Apple Hospitality (APLE)
APLE is one of the largest hospitality sector-focused REITs, owning a substantial number of upscale hotels (particularly Marriott and Hilton branded hotels) in both developed and developing markets.
APLE has a history of delivering high customer satisfaction through the consistent reinvestment of much of its cash flows back into the portfolio.
As of September 2020, it has a dividend of $1.20, representing a dividend yield of 12.00%.
Bluerock Residential Growth (BRG)
BRG specializes in multifamily residential communities in U.S. growth markets.
As a small-cap trust, it often partners with regional property owners to continually add apartment buildings to its portfolio.
As of September 2020, it has a dividend of $0.65, representing a dividend yield of 8.99%.
EPR Properties (EPR)
EPR is a small-cap trust that specializes in niche real estate, with a portfolio spanning theme parks, casinos, public charter schools, and wineries.
Properties are rented using triple net leases, so tenants bear any operational, maintenance, insurance, and tax costs.
As of September 2020, it has a dividend of $4.59, representing a dividend yield of 14.64%.
LTC Properties (LTC)
LTC is another specialist REIT, with a niche-focused on housing for seniors and long-term care facilities.
With a portfolio of 200 properties across 28 states, it has broad exposure to the aged care housing sector.
LTC uses triple net leases and earns additional income by investing in mortgage loans.
As of September 2020, it has a dividend of $2.28, representing a dividend yield of 6.31%
Stag Industrial (STAG)
For investors looking for exposure to the industrial sector, STAG provides a great option.
STAG invests in distribution centers and warehouses, with 370 properties across 37 states.
The nature of its niche means that it can lease buildings to single tenants, avoiding the sort of turnover multi-tenant properties suffer from.
STAG enjoys a 70% tenant retention rate and as of September 2020, it has a dividend of $1.44, representing a dividend yield of 4.41%.
Canadian REITS That Pay Monthly Dividends
The U.S. isn’t the only country with REITs that pay monthly – here are some of the best from Canada.
RioCan
With hundreds of retail properties across Canada, RioCan is the second-largest REIT in Canada.
It has an impressive enterprise value of $14 billion, investing primarily in supermarkets and shopping centers.
As of September 2020, it has a dividend of $1.44, representing a dividend yield of 9.30%.
SmartCentres
Similar to RioCan, SmartCentres focuses on retail properties and boasts Walmart as a lead tenant across almost all of its malls.
In recent years it has begun diversifying into urban and mixed-use properties, but shopping centers still make up the bulk of its portfolio.
As of September 2020, it has a dividend of $1.85, representing a dividend yield of 8.97%.
Canadian Apartment Properties
Canadian Apartment Properties focuses on multi-unit residential rental properties in and around urban centers.
It also has some exposure to the Netherlands and Ireland, with a total of 65,000 suites across all three countries.
As of September 2020, it has a dividend of $1.38, representing a dividend yield of 2.90%.
H&R
H&R is the third-largest REIT in Canada with a total value of $13 billion.
H&R holds a diversified range of properties, half of which are office properties, 40% in retail, and the remainder split across industrial and residential sites.

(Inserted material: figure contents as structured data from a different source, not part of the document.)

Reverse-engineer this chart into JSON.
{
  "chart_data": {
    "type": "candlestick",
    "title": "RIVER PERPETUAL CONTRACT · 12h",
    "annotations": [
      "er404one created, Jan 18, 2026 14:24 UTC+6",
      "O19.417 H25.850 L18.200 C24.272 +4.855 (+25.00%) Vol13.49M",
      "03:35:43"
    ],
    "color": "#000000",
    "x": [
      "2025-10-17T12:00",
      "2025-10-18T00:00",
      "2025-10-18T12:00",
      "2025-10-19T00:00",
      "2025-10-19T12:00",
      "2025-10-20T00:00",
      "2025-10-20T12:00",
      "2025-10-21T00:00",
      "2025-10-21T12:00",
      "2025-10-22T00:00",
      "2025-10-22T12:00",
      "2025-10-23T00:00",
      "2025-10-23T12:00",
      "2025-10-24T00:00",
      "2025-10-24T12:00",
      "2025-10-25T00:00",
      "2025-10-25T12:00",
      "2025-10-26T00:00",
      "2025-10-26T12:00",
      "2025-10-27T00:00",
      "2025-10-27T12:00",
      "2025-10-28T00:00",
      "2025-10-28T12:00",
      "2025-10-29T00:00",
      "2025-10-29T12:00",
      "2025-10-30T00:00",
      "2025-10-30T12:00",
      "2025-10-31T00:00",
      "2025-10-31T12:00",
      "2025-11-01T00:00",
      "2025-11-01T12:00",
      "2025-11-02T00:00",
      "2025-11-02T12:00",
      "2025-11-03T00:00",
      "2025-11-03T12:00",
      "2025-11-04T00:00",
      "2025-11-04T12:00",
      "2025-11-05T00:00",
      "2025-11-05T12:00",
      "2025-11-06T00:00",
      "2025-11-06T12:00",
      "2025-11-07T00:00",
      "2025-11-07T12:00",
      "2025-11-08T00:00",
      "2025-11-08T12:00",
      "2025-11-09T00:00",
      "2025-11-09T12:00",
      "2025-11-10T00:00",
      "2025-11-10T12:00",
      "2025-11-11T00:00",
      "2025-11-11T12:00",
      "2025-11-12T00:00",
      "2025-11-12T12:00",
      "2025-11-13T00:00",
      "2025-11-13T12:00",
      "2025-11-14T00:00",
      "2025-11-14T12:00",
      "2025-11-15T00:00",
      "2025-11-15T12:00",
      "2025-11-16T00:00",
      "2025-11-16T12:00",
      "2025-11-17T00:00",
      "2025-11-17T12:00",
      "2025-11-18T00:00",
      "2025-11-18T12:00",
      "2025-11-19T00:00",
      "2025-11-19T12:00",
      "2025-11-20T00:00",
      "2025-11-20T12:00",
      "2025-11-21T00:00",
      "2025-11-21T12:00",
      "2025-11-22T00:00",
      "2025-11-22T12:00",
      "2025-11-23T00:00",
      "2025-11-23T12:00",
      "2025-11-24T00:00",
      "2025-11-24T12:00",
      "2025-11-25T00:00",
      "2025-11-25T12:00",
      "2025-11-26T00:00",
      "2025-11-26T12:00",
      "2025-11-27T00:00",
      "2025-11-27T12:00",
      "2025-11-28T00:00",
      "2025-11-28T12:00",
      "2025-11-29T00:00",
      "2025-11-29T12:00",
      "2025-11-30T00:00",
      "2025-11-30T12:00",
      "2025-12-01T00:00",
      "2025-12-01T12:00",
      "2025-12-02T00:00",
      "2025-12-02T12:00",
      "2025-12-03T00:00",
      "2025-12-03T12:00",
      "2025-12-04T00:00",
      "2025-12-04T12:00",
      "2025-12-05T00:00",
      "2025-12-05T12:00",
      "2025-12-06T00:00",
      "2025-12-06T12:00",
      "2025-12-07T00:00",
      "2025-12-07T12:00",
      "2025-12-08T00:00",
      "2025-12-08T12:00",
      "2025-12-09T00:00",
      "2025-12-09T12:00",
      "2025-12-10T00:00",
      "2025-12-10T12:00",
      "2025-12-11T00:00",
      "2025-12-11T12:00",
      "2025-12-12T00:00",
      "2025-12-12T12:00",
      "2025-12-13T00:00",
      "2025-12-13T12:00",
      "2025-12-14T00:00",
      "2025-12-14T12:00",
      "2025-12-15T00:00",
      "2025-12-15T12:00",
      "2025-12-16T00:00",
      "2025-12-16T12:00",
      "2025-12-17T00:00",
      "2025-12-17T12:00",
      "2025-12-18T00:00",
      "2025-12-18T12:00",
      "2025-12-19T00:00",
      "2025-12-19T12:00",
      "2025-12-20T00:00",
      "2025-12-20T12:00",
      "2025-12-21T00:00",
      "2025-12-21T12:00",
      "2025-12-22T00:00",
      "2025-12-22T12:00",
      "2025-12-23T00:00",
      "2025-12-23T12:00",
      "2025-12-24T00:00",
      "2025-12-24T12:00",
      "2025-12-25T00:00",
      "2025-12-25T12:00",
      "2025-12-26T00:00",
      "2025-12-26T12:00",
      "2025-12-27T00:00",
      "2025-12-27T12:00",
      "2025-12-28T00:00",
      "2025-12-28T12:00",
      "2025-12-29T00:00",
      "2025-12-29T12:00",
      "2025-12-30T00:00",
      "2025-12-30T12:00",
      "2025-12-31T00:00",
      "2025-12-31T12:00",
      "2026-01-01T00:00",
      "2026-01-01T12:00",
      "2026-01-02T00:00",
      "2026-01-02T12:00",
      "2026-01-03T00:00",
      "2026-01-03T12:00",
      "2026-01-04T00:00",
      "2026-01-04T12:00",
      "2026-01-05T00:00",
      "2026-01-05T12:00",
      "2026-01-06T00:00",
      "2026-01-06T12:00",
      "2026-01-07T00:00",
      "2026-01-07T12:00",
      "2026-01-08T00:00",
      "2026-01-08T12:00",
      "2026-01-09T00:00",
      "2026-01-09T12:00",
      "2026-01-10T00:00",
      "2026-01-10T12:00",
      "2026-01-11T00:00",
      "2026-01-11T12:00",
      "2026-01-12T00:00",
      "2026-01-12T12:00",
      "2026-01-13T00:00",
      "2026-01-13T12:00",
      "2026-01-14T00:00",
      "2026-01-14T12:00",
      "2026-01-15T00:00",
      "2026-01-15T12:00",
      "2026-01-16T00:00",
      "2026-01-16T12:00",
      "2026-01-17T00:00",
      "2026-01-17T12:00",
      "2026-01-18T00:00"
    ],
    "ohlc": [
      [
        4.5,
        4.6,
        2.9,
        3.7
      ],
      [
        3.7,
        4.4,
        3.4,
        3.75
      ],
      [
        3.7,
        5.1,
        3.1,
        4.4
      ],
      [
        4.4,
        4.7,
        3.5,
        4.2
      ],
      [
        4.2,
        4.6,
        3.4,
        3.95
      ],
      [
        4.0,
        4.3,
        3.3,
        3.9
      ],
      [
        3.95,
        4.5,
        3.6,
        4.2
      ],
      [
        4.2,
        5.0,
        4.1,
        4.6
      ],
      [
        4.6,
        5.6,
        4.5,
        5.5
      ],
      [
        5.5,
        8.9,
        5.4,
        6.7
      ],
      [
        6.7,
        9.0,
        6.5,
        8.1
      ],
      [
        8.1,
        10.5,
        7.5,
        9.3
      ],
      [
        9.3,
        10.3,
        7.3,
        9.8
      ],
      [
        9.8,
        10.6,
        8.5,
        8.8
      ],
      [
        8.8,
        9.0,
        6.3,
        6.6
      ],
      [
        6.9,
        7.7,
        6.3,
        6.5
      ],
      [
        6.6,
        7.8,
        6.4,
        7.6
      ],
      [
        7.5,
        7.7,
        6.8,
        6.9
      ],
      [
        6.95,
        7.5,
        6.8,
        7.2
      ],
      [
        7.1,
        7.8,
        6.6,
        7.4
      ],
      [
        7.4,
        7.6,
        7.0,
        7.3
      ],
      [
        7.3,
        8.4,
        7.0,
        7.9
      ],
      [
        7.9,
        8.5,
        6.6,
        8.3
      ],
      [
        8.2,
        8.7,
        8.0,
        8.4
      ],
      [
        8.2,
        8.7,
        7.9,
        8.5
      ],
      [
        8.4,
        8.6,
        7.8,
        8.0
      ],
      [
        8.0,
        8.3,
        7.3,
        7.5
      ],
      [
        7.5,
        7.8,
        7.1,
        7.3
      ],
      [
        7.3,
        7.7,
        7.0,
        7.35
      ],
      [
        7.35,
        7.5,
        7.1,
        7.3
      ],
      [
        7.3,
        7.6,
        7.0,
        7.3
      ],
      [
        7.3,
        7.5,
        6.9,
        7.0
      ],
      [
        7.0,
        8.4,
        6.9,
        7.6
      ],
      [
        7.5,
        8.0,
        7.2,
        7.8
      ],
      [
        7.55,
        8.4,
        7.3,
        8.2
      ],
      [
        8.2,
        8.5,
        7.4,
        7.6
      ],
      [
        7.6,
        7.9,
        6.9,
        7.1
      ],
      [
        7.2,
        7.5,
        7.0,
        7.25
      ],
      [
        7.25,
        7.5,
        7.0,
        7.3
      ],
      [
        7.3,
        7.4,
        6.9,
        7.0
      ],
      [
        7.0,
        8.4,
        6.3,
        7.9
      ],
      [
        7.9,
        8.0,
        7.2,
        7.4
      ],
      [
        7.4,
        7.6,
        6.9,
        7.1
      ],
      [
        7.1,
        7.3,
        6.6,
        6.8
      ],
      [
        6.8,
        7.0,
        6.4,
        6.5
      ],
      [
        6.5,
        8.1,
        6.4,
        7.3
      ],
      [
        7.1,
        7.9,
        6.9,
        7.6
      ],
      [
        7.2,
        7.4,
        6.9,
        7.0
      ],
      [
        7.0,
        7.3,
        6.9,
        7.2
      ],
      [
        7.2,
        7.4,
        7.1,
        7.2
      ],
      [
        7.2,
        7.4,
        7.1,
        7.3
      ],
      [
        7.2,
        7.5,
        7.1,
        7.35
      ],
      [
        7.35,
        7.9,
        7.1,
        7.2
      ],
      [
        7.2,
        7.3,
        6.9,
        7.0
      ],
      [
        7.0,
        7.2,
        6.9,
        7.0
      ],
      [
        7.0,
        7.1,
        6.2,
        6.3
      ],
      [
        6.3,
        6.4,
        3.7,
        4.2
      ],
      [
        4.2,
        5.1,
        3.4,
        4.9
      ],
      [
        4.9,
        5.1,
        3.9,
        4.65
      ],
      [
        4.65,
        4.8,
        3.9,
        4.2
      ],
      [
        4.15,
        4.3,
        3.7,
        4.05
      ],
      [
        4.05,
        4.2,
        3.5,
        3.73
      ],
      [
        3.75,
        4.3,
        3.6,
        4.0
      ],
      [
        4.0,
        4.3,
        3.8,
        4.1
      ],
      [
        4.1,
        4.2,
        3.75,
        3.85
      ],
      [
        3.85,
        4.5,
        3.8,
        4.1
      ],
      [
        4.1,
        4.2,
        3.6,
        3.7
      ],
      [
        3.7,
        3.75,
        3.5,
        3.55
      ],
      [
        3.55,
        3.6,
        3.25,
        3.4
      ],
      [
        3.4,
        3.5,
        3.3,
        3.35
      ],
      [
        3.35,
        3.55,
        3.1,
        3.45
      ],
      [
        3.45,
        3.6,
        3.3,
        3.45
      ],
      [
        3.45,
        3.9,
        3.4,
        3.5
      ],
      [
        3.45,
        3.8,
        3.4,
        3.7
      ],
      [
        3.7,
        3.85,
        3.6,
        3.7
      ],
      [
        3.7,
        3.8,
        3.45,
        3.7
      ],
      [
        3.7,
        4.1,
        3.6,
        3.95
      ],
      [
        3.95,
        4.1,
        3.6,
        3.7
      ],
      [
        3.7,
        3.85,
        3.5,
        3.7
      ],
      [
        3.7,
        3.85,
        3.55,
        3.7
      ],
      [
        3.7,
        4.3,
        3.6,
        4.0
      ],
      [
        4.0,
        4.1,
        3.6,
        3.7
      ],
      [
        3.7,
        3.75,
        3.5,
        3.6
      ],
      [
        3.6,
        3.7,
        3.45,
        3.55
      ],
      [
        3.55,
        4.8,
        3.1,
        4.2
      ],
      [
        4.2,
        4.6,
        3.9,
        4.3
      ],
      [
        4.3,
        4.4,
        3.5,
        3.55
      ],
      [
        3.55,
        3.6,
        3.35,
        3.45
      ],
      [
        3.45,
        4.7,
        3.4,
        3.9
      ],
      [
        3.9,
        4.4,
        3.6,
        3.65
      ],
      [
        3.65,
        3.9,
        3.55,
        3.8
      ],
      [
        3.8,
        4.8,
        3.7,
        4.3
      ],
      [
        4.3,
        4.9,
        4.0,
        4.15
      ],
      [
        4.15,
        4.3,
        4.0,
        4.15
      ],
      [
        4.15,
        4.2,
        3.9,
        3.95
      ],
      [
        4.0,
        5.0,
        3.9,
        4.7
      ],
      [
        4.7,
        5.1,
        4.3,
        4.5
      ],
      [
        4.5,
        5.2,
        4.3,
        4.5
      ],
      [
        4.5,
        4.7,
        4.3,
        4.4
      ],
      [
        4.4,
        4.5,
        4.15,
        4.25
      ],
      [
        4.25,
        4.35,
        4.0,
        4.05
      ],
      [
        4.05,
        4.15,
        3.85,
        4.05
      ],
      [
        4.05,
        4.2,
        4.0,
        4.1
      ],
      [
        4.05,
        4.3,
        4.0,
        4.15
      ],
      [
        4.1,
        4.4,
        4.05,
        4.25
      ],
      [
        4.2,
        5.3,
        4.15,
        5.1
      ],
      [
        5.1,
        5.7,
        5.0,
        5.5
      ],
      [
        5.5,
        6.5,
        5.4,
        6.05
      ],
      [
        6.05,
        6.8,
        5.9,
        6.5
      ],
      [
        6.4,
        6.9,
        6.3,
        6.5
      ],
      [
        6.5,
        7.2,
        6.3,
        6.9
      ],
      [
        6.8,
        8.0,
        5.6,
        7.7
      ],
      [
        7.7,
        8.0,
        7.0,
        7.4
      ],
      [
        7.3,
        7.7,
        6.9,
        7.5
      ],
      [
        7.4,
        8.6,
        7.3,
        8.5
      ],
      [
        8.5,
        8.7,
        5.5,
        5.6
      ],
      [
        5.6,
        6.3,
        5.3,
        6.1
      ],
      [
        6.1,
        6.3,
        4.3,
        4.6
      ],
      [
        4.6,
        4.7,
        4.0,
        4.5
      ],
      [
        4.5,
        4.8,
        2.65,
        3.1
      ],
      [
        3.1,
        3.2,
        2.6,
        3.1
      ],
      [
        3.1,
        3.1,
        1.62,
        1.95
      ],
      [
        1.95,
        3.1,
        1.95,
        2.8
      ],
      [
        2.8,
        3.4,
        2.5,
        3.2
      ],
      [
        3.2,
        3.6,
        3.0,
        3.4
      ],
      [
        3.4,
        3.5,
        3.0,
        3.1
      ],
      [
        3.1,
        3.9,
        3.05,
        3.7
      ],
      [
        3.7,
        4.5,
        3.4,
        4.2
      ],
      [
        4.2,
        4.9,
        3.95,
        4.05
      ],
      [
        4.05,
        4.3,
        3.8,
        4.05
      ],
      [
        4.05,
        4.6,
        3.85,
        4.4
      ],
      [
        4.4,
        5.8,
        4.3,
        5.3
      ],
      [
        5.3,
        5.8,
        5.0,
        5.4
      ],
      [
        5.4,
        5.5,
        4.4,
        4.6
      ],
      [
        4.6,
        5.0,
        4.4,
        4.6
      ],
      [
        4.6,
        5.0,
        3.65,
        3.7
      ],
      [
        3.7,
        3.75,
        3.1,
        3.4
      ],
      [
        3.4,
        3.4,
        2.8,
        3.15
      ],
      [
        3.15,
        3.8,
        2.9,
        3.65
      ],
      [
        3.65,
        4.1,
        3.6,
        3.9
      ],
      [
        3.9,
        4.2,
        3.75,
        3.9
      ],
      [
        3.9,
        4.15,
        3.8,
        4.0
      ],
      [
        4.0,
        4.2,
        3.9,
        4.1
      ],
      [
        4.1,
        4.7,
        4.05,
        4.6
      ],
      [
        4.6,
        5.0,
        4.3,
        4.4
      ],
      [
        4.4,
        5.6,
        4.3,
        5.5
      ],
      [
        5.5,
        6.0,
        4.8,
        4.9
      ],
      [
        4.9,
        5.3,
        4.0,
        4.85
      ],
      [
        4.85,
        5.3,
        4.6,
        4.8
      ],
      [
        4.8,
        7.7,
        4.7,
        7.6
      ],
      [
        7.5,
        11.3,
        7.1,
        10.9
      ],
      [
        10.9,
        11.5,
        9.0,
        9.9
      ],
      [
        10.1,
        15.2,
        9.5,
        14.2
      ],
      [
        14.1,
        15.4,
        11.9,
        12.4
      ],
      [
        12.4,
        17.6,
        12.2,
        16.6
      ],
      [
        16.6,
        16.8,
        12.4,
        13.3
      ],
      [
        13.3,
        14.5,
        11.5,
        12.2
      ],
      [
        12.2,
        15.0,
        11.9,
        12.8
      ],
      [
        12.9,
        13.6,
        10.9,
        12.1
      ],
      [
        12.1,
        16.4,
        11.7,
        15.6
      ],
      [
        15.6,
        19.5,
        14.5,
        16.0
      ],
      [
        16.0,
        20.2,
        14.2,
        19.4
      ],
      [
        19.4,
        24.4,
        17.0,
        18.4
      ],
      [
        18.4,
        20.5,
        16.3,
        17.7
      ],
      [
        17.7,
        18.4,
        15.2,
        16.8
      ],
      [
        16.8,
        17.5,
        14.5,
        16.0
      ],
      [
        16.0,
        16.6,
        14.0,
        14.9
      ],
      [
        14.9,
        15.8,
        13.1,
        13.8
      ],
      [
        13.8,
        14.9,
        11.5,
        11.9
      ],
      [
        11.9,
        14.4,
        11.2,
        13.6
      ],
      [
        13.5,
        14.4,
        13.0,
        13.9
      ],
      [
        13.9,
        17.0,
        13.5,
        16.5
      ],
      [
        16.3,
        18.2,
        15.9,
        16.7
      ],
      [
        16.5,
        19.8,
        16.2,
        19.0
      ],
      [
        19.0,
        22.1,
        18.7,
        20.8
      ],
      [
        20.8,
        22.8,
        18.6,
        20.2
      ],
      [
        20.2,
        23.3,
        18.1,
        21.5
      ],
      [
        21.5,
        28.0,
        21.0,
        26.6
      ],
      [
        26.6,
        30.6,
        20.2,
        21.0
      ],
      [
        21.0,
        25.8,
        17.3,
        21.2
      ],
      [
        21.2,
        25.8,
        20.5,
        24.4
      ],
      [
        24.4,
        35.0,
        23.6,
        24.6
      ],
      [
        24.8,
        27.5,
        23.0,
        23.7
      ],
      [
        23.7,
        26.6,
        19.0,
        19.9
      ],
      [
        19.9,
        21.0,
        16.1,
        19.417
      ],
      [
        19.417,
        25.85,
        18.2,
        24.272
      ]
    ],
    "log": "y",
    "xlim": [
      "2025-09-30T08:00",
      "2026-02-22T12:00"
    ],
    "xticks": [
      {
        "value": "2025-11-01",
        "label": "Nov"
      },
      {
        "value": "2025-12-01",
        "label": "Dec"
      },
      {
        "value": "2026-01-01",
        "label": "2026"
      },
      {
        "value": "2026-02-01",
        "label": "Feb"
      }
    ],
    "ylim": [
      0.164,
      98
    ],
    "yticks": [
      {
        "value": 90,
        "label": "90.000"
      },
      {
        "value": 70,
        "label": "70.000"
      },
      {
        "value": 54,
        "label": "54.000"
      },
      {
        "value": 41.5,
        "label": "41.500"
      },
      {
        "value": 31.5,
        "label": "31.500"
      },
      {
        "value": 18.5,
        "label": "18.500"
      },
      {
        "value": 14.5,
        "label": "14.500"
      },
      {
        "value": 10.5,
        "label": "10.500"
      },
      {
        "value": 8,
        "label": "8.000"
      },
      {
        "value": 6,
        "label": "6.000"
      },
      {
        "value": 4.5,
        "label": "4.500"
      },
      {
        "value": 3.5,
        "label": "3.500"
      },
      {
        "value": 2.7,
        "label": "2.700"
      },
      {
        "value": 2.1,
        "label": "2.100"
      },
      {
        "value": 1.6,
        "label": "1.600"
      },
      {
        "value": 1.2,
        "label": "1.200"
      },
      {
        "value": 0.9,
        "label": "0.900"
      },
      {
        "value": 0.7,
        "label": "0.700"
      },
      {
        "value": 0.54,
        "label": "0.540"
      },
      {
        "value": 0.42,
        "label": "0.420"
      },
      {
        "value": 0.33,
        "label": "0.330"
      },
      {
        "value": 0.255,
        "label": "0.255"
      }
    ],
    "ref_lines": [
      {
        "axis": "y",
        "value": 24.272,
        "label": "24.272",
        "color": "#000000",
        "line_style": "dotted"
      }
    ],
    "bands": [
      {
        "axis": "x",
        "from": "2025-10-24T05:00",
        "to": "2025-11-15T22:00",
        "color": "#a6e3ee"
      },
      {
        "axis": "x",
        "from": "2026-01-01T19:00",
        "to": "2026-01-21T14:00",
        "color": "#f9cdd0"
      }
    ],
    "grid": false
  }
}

Two-thirds of its assets are Canadian with the remaining being located in America.
As of September 2020, it has a dividend of $0.69, with a total value of 6.71%.
Trade safe!
Disclaimer: The information above is for educational purposes only and should not be treated as investment advice. The strategy presented would not be suitable for investors who are not familiar with exchange traded options. Any readers interested in this strategy should do their own research and seek advice from a licensed financial adviser.